On compte en ce moment à peu près cent métiers d’hernani ; sans doute, sur cette étoffe on peut gagner une assez bonne journée, si l’on appelle journée le travail fait les jours où le métier abonde de matière ; mais il n’est pas d’articles où l’ouvrier ait plus de temps à perdre, les matières étant très-rares. Ainsi, souvent un métier, après avoir travaillé huit jours, va rester couvert une semaine, et si, pendant le temps qu’il travaille, l’ouvrier gagne 6 francs par jour, ce qui est exagéré ; chômant ensuite une semaine, son bénéfice se réduit à 72 fr. par mois ; voilà ce que le Courrier ne dit pas, tout en avouant que cet un article exceptionnel.

Mais pourquoi le Courrier, qui se connaît si bien en fabrique, et qui exalte aujourd’hui l’heureux sort des ouvriers en soie, ne parle-t-il pas des articles unis où les ouvriers peuvent à peine gagner de 20 à 30 sous par jour ? que ne parle-t-il de l’article schalls, fléau des chefs d’ateliers et qui a causé leur ruine, les frais absorbant toujours au-delà des bénéfices ? Mais le Courrier de Lyon parle de la condition des soies ! il énumère les ballots qui en sont sortis ! Eh ! qu’importe aux ouvriers tout ce trafic de soies ! s’ils sont toujours dans le même état de détresse, si l’on n’augmente pas leur façon au point où ils puissent vivre et élever leurs familles ! Parler ainsi de la prospérité du commerce, tandis que l’ouvrier est toujours dans la même position ; c’est vraiment insulter à sa misère.
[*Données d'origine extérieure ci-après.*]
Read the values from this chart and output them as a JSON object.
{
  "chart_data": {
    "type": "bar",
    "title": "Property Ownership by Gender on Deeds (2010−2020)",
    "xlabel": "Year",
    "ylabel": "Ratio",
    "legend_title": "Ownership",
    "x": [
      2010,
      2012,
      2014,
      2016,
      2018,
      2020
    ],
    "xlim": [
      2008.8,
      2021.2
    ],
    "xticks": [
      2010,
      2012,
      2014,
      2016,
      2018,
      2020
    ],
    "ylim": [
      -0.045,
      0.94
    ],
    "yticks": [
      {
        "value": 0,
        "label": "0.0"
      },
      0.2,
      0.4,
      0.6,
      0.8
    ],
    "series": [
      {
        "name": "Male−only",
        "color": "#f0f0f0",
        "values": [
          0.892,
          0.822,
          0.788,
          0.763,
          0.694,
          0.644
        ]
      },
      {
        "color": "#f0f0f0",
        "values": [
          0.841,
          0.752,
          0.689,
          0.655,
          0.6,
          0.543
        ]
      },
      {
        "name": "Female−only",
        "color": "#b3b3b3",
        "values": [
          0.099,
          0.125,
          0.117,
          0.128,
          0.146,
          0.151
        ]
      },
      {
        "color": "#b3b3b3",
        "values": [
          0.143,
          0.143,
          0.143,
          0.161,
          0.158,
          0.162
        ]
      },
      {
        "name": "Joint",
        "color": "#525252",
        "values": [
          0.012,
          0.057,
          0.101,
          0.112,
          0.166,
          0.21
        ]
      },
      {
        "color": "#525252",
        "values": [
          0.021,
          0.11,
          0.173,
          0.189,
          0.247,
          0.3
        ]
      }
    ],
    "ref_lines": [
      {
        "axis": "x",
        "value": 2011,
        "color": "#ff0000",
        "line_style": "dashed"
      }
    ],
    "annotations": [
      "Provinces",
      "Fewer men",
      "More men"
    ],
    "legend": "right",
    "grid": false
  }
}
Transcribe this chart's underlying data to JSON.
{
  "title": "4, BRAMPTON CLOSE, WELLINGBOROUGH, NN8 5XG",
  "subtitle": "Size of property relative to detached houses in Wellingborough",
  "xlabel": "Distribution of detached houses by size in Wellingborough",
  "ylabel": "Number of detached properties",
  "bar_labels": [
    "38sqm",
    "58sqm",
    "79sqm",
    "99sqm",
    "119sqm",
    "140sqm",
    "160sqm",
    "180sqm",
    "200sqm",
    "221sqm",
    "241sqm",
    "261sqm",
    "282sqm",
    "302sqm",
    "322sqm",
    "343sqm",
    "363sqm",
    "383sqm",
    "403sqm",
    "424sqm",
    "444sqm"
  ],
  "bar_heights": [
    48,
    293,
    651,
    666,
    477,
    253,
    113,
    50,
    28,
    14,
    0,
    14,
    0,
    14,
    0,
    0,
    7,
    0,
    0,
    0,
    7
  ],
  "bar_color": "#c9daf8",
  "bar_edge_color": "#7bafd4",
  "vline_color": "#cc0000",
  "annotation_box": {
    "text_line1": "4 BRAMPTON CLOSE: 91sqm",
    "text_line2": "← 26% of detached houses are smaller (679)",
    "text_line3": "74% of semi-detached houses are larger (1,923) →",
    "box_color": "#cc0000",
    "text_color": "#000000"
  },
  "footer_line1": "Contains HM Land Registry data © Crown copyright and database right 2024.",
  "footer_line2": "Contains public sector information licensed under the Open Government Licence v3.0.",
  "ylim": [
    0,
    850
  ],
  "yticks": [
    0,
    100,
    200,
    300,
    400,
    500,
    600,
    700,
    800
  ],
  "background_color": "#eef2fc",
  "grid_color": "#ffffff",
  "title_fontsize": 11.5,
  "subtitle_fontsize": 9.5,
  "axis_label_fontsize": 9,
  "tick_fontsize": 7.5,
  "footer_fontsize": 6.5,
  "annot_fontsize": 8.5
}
Le Courrier trouve que ne nous nous occupons pas assez de la spécialité de la fabrique ; nous prions, à notre tour, cette feuille de ne plus s’en occuper, parce que certes elle n’est pas là dans son élément ; c’est dans son intérêt que nous lui faisons cette prière ; car rien n’est plus propre à augmenter le ridicule dont elle est dotée. Enfin, qu’elle nous laisse en paix, qu’elle cesse ses attaques maladroites contre nous, et nous aurons plus de temps à consacrer à la classe qui nous intéresse, n’ayant plus à répondre à ses calomnies, à ses mille et une divagations.

Notes (LYON.)
1 L’auteur de ce texte est Antoine Vidal d’après la Table de L’Echo de la Fabrique (numéros parus du 30 octobre 1831 au 30 décembre 1832).